Mon corps est un show-room


Et c'est bien la remise en question de cette conception de l'intimité que Loft Story remet en question. Mais l'émission ne fait qu'amplifier certaines pratiques courantes sur le Web où florissent les journaux intimes en images. Ainsi, 250 000 webcams ont été écoulées en France en 2000, un chiffre qui devrait doubler en 2 001. Fini "mon cul sur la commode", voici venir le temps de "mon corps est un show-room" ! L'intimité de chacun va être bientôt prête à consommer en images. Face à cette banalisation et uniformisation de l'intime, la surenchère ne risque pas de manquer. Elle bat même son plein. Ainsi, quarante-deux émissions dans le monde qui s'inspirent du programme d'origine néerlandaise "Big Brother" ont été recensées. Le principe est le même pour toutes* : épier en permanence des anonymes mis dans des situations psychologiques limites. Aux Etats-Unis, dans "Temptation Island", quatre couples mariés sont envoyés sur une île où de jeunes célibataires les attendent. Objectif : tenter de les séduire et de mettre leur couple en péril. Autre divertissement du même tonneau : "Boot Camp" qui signifie "camp de redressement". Tourné dans un camp militaire, un dizaine de jeunes hommes et de femmes subissent des épreuves d'endurance et diverses humiliations et brimades. Ils ont ainsi été privés de sommeil pendant quarante-huit heures... Les concurrents sont progressivement éliminés en fonction des notes qu'ils obtiennent. "Chains of love" va encore plus loin. Quatre hommes et une geôlière ou quatre femmes et un geôlier sont enchaînés les uns aux autres par les pieds et les mains. Ils ne sont libérés que pour faire leur toilette. Le geôlier élimine les prisonniers de son choix. Celui qui restera formera le couple vainqueur avec son maton.

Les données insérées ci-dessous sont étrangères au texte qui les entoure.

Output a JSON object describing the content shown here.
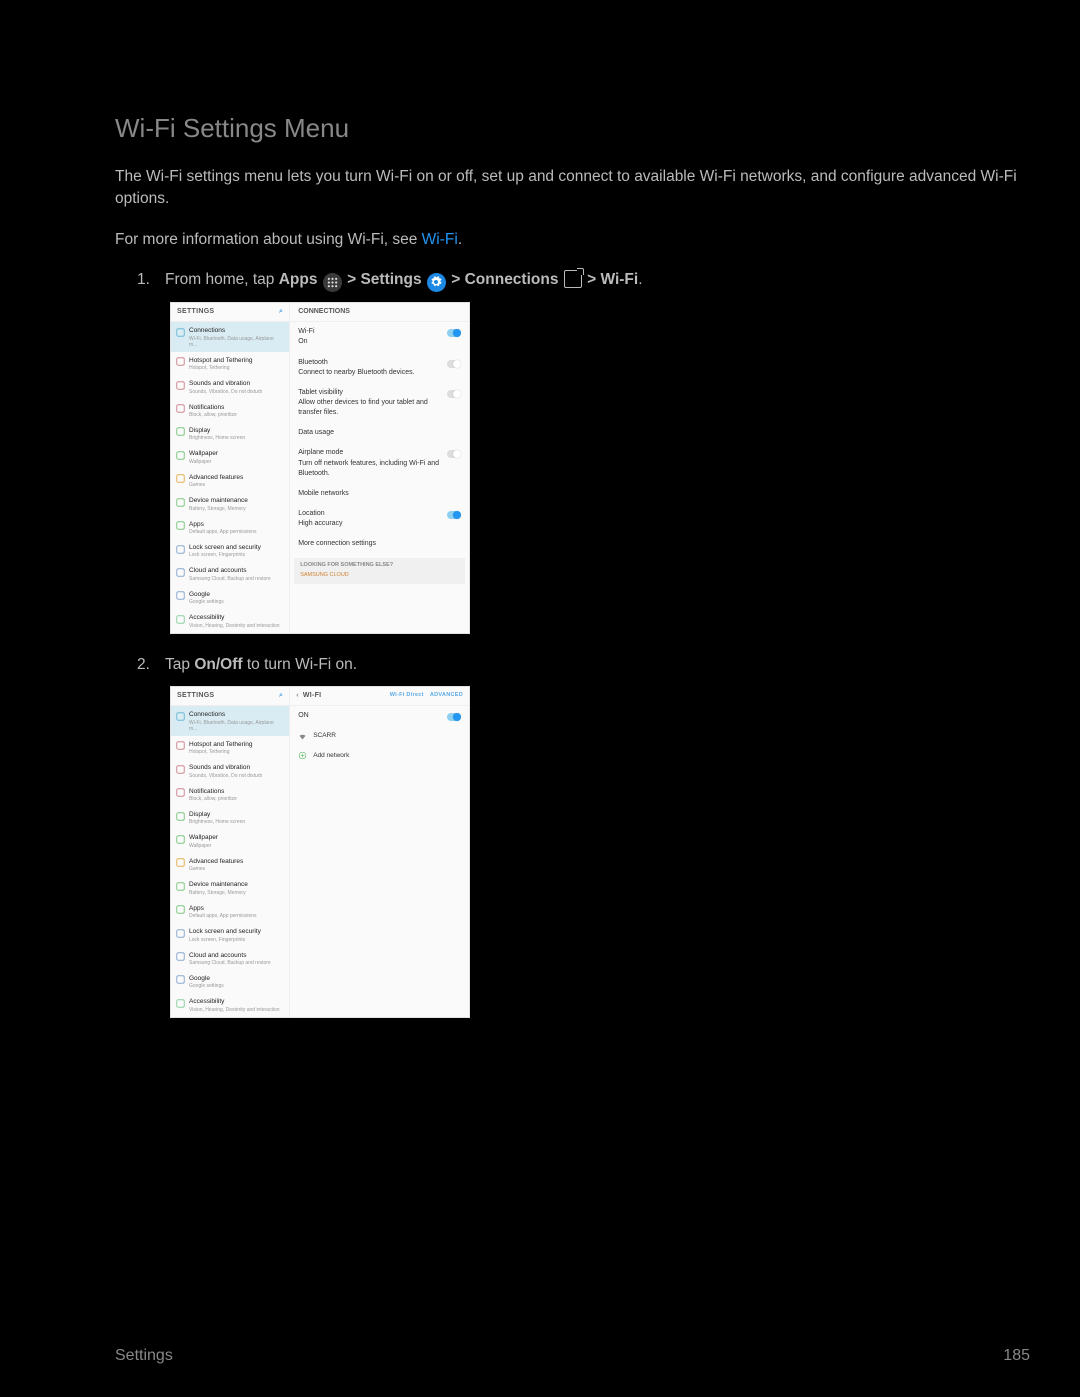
{
  "title": "Wi-Fi Settings Menu",
  "intro": "The Wi-Fi settings menu lets you turn Wi-Fi on or off, set up and connect to available Wi-Fi networks, and configure advanced Wi-Fi options.",
  "moreinfo_pre": "For more information about using Wi-Fi, see ",
  "moreinfo_link": "Wi-Fi",
  "step1": {
    "pre": "From home, tap ",
    "apps": "Apps",
    "gt1": " > ",
    "settings": "Settings",
    "gt2": " > ",
    "connections": "Connections",
    "gt3": " > ",
    "wifi": "Wi-Fi",
    "dot": "."
  },
  "step2_pre": "Tap ",
  "step2_b": "On/Off",
  "step2_post": " to turn Wi-Fi on.",
  "sidebar_hdr": "SETTINGS",
  "sidebar": [
    {
      "t": "Connections",
      "s": "Wi-Fi, Bluetooth, Data usage, Airplane m...",
      "c": "#6fb8d6"
    },
    {
      "t": "Hotspot and Tethering",
      "s": "Hotspot, Tethering",
      "c": "#d08890"
    },
    {
      "t": "Sounds and vibration",
      "s": "Sounds, Vibration, Do not disturb",
      "c": "#d08890"
    },
    {
      "t": "Notifications",
      "s": "Block, allow, prioritize",
      "c": "#d08890"
    },
    {
      "t": "Display",
      "s": "Brightness, Home screen",
      "c": "#7ec77e"
    },
    {
      "t": "Wallpaper",
      "s": "Wallpaper",
      "c": "#7ec77e"
    },
    {
      "t": "Advanced features",
      "s": "Games",
      "c": "#e6b050"
    },
    {
      "t": "Device maintenance",
      "s": "Battery, Storage, Memory",
      "c": "#7ec77e"
    },
    {
      "t": "Apps",
      "s": "Default apps, App permissions",
      "c": "#7ec77e"
    },
    {
      "t": "Lock screen and security",
      "s": "Lock screen, Fingerprints",
      "c": "#8aa8d0"
    },
    {
      "t": "Cloud and accounts",
      "s": "Samsung Cloud, Backup and restore",
      "c": "#8aa8d0"
    },
    {
      "t": "Google",
      "s": "Google settings",
      "c": "#8aa8d0"
    },
    {
      "t": "Accessibility",
      "s": "Vision, Hearing, Dexterity and interaction",
      "c": "#8dd0a0"
    }
  ],
  "right1_hdr": "CONNECTIONS",
  "right1": [
    {
      "t": "Wi-Fi",
      "s": "On",
      "son": true,
      "tg": "on"
    },
    {
      "t": "Bluetooth",
      "s": "Connect to nearby Bluetooth devices.",
      "tg": "off"
    },
    {
      "t": "Tablet visibility",
      "s": "Allow other devices to find your tablet and transfer files.",
      "tg": "off"
    },
    {
      "t": "Data usage",
      "s": ""
    },
    {
      "t": "Airplane mode",
      "s": "Turn off network features, including Wi-Fi and Bluetooth.",
      "tg": "off"
    },
    {
      "t": "Mobile networks",
      "s": ""
    },
    {
      "t": "Location",
      "s": "High accuracy",
      "shi": true,
      "tg": "on"
    },
    {
      "t": "More connection settings",
      "s": ""
    }
  ],
  "lookbox_h": "LOOKING FOR SOMETHING ELSE?",
  "lookbox_l": "SAMSUNG CLOUD",
  "right2_hdr": "WI-FI",
  "right2_adv1": "Wi-Fi Direct",
  "right2_adv2": "ADVANCED",
  "right2_on": "ON",
  "net1": "SCARR",
  "net2": "Add network",
  "footer_l": "Settings",
  "footer_r": "185"
}
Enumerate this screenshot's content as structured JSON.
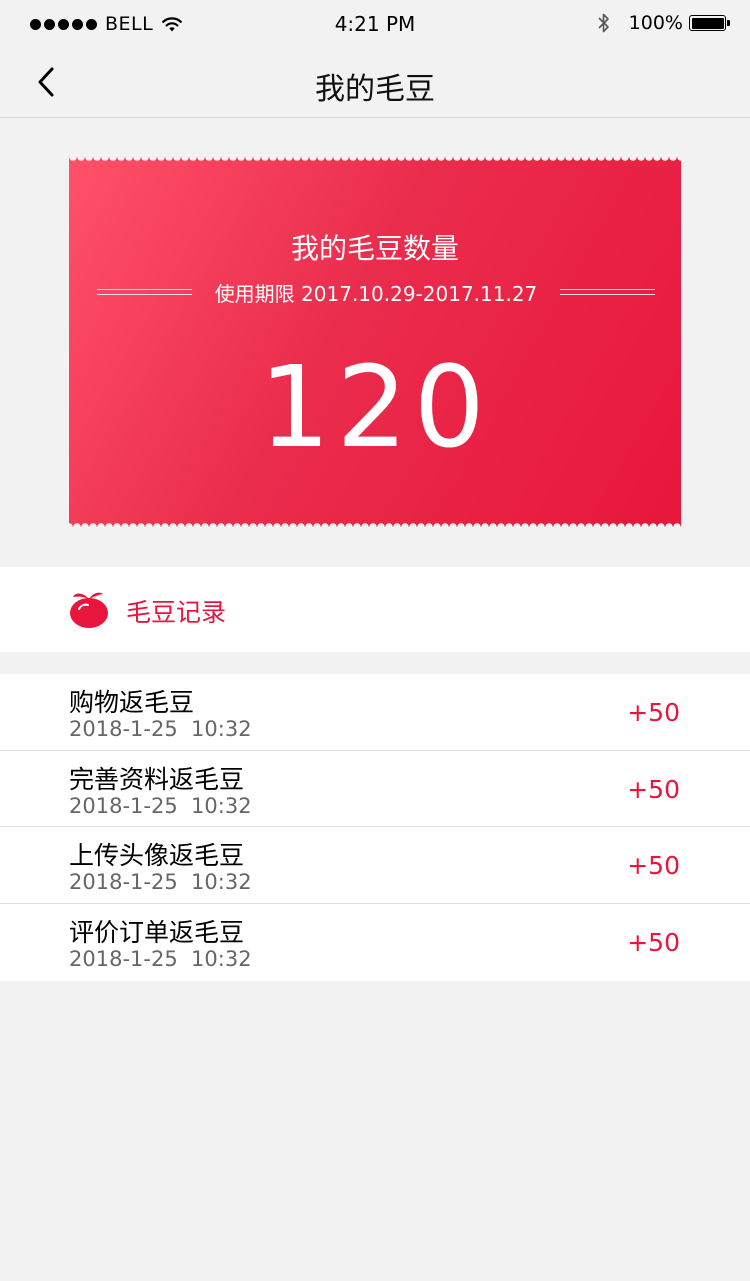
{
  "status_bar": {
    "carrier": "BELL",
    "time": "4:21 PM",
    "battery": "100%"
  },
  "nav": {
    "title": "我的毛豆"
  },
  "card": {
    "title": "我的毛豆数量",
    "period": "使用期限 2017.10.29-2017.11.27",
    "amount": "120"
  },
  "records": {
    "header": "毛豆记录",
    "items": [
      {
        "title": "购物返毛豆",
        "time": "2018-1-25  10:32",
        "points": "+50"
      },
      {
        "title": "完善资料返毛豆",
        "time": "2018-1-25  10:32",
        "points": "+50"
      },
      {
        "title": "上传头像返毛豆",
        "time": "2018-1-25  10:32",
        "points": "+50"
      },
      {
        "title": "评价订单返毛豆",
        "time": "2018-1-25  10:32",
        "points": "+50"
      }
    ]
  },
  "colors": {
    "accent": "#e8163c",
    "background": "#f2f2f2"
  },
  "icons": {
    "back": "chevron-left-icon",
    "bean": "bean-icon",
    "wifi": "wifi-icon",
    "bluetooth": "bluetooth-icon",
    "battery": "battery-icon"
  }
}
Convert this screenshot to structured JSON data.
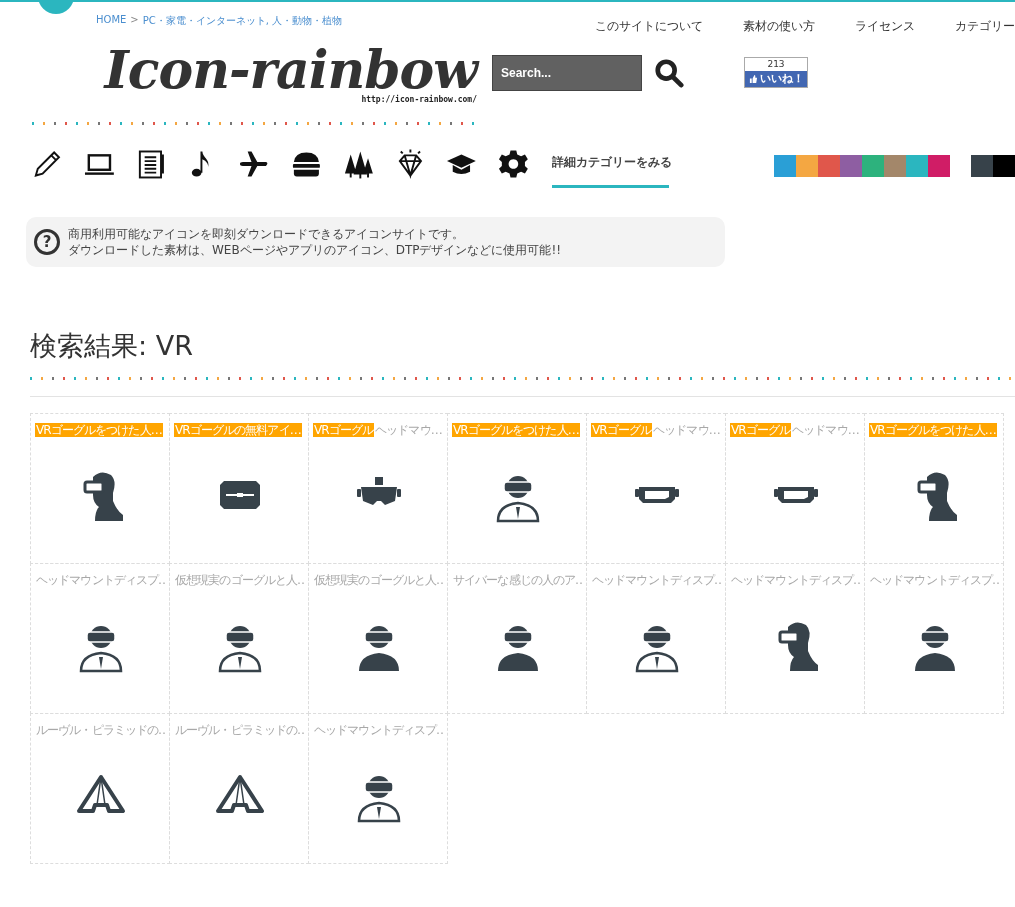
{
  "breadcrumb": {
    "home": "HOME",
    "separator": ">",
    "path": "PC・家電・インターネット, 人・動物・植物"
  },
  "nav": [
    "このサイトについて",
    "素材の使い方",
    "ライセンス",
    "カテゴリー"
  ],
  "logo": {
    "title": "Icon-rainbow",
    "url": "http://icon-rainbow.com/"
  },
  "search": {
    "placeholder": "Search..."
  },
  "like": {
    "count": "213",
    "label": "いいね！"
  },
  "categories": [
    {
      "kind": "pencil"
    },
    {
      "kind": "laptop"
    },
    {
      "kind": "notebook"
    },
    {
      "kind": "note"
    },
    {
      "kind": "airplane"
    },
    {
      "kind": "burger"
    },
    {
      "kind": "trees"
    },
    {
      "kind": "diamond"
    },
    {
      "kind": "cap"
    },
    {
      "kind": "gear"
    }
  ],
  "category_link": "詳細カテゴリーをみる",
  "swatches": [
    {
      "color": "#2a9fd6"
    },
    {
      "color": "#f4a742"
    },
    {
      "color": "#e0574b"
    },
    {
      "color": "#8e5ea2"
    },
    {
      "color": "#2db27d"
    },
    {
      "color": "#a3876a"
    },
    {
      "color": "#2bb6bf"
    },
    {
      "color": "#d01d66"
    }
  ],
  "swatches_2": [
    {
      "color": "#37424a"
    },
    {
      "color": "#000000"
    }
  ],
  "info": {
    "icon": "?",
    "lines": [
      "商用利用可能なアイコンを即刻ダウンロードできるアイコンサイトです。",
      "ダウンロードした素材は、WEBページやアプリのアイコン、DTPデザインなどに使用可能!!"
    ]
  },
  "heading": "検索結果: VR",
  "results": [
    {
      "highlight": "VRゴーグルをつけた人…",
      "kind": "profile"
    },
    {
      "highlight": "VRゴーグルの無料アイ…",
      "kind": "box"
    },
    {
      "highlight": "VRゴーグル",
      "rest": "ヘッドマウ…",
      "kind": "headset"
    },
    {
      "highlight": "VRゴーグルをつけた人…",
      "kind": "person-outline"
    },
    {
      "highlight": "VRゴーグル",
      "rest": "ヘッドマウ…",
      "kind": "goggles"
    },
    {
      "highlight": "VRゴーグル",
      "rest": "ヘッドマウ…",
      "kind": "goggles"
    },
    {
      "highlight": "VRゴーグルをつけた人…",
      "kind": "profile"
    },
    {
      "rest": "ヘッドマウントディスプ…",
      "kind": "person-outline"
    },
    {
      "rest": "仮想現実のゴーグルと人…",
      "kind": "person-outline"
    },
    {
      "rest": "仮想現実のゴーグルと人…",
      "kind": "person-solid"
    },
    {
      "rest": "サイバーな感じの人のア…",
      "kind": "person-solid"
    },
    {
      "rest": "ヘッドマウントディスプ…",
      "kind": "person-outline"
    },
    {
      "rest": "ヘッドマウントディスプ…",
      "kind": "profile"
    },
    {
      "rest": "ヘッドマウントディスプ…",
      "kind": "person-solid"
    },
    {
      "rest": "ルーヴル・ピラミッドの…",
      "kind": "pyramid"
    },
    {
      "rest": "ルーヴル・ピラミッドの…",
      "kind": "pyramid"
    },
    {
      "rest": "ヘッドマウントディスプ…",
      "kind": "person-outline"
    }
  ]
}
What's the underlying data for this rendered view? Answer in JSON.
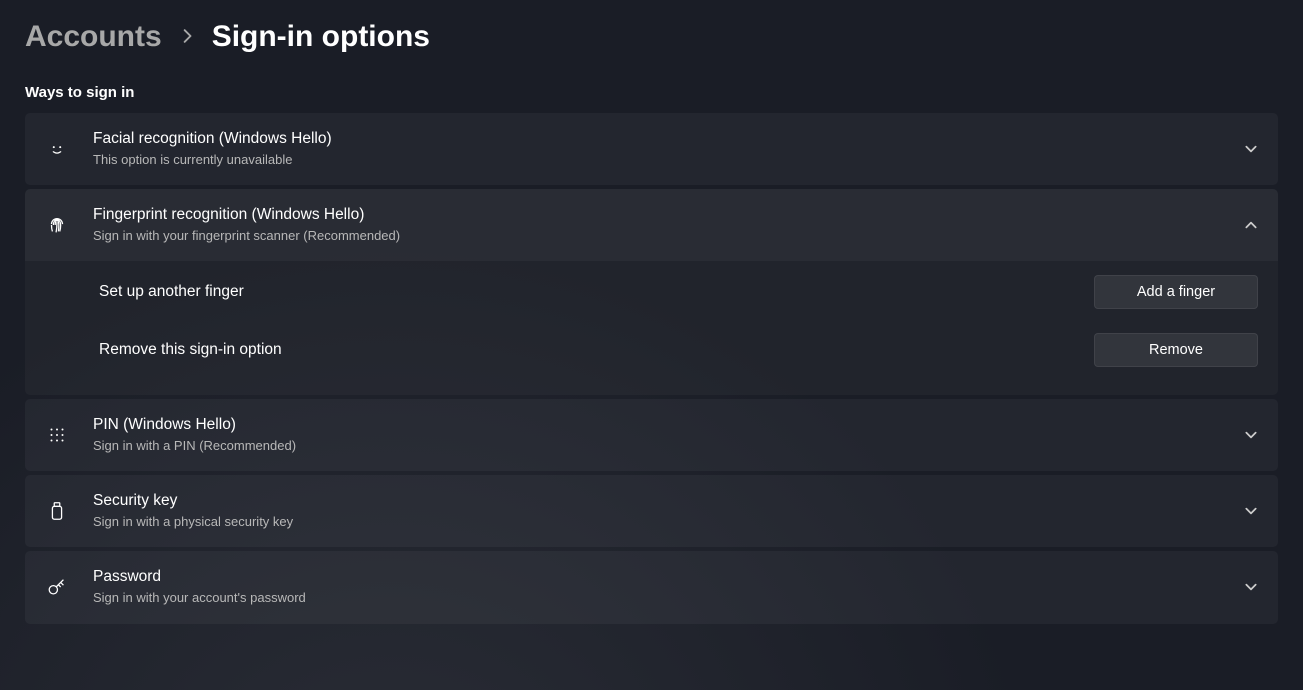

Fini le romantisme, vive le sadomasochisme !


Autre idée, "Big Diet". Recette : réunir une douzaine d'obèses hommes et femmes, dans le but de les faire maigrir. Ingrédients : les soumettre à la tentation en leur livrant des plats qui flattent leur gourmandise. A l'issue de ces treize semaines à huis clos, celui qui aura le plus maigri gagnera l'équivalent en or des kilos perdus. Dans un autre programme, "Survivor", les candidats sont exilés sur une île et mangent des vers, des rats. Toutes ces émissions ont en commun d'avoir des concepteurs pervers qui considèrent les êtres humains comme sujets d'expériences mis en situation d'enfermement. Les prisons, les camps d'internement, les hôpitaux psychiatriques ont d'ailleurs toujours excellé dans ce domaine. Mais, comme le déclare Jean Baudrillard, « Ce qui menace l'intimité dans nos sociétés, ce n'est pas tant la promiscuité que la transparence ; ainsi on peut la définir négativement : c'est ce dont on est privé par la transparence des flux, la circulation indéfinie des choses, l'accélération des systèmes, la communication qui, au sens moderne du terme, exclut l'intimité. Il s'agit de toujours être branché, en contact. Or, pour être dans sa propre intimité, il faut avoir cette possibilité d'être hors-circuit, "débranché". Cette communication à tout prix me semble être meurtrière. Il y a plusieurs menaces, celle du viol, plus traditionnelle, perte d'intimité dans une violence visible, spectaculaire, et l'autre plus pernicieuse. L'intimité est assez subtile puisqu'on doit ne pas vouloir la forcer, mais qu'on ne peut pas trop la mobiliser, la faire circuler. Ce n'est ni une fermeture, ni une clôture, elle doit pouvoir se partager par un discours complice. L'exhiber, exprimer la "vérité nue", c'est la pornographie totale. » La télé-réalité ne s'est-elle pas engagée dans cette voie ? Sera-t-elle consacrée par une version X de Loft Story pour les prochains Hot d'Or ? * In Le Monde Télévision. Dimanche 20 - Lundi 21 mai 2001.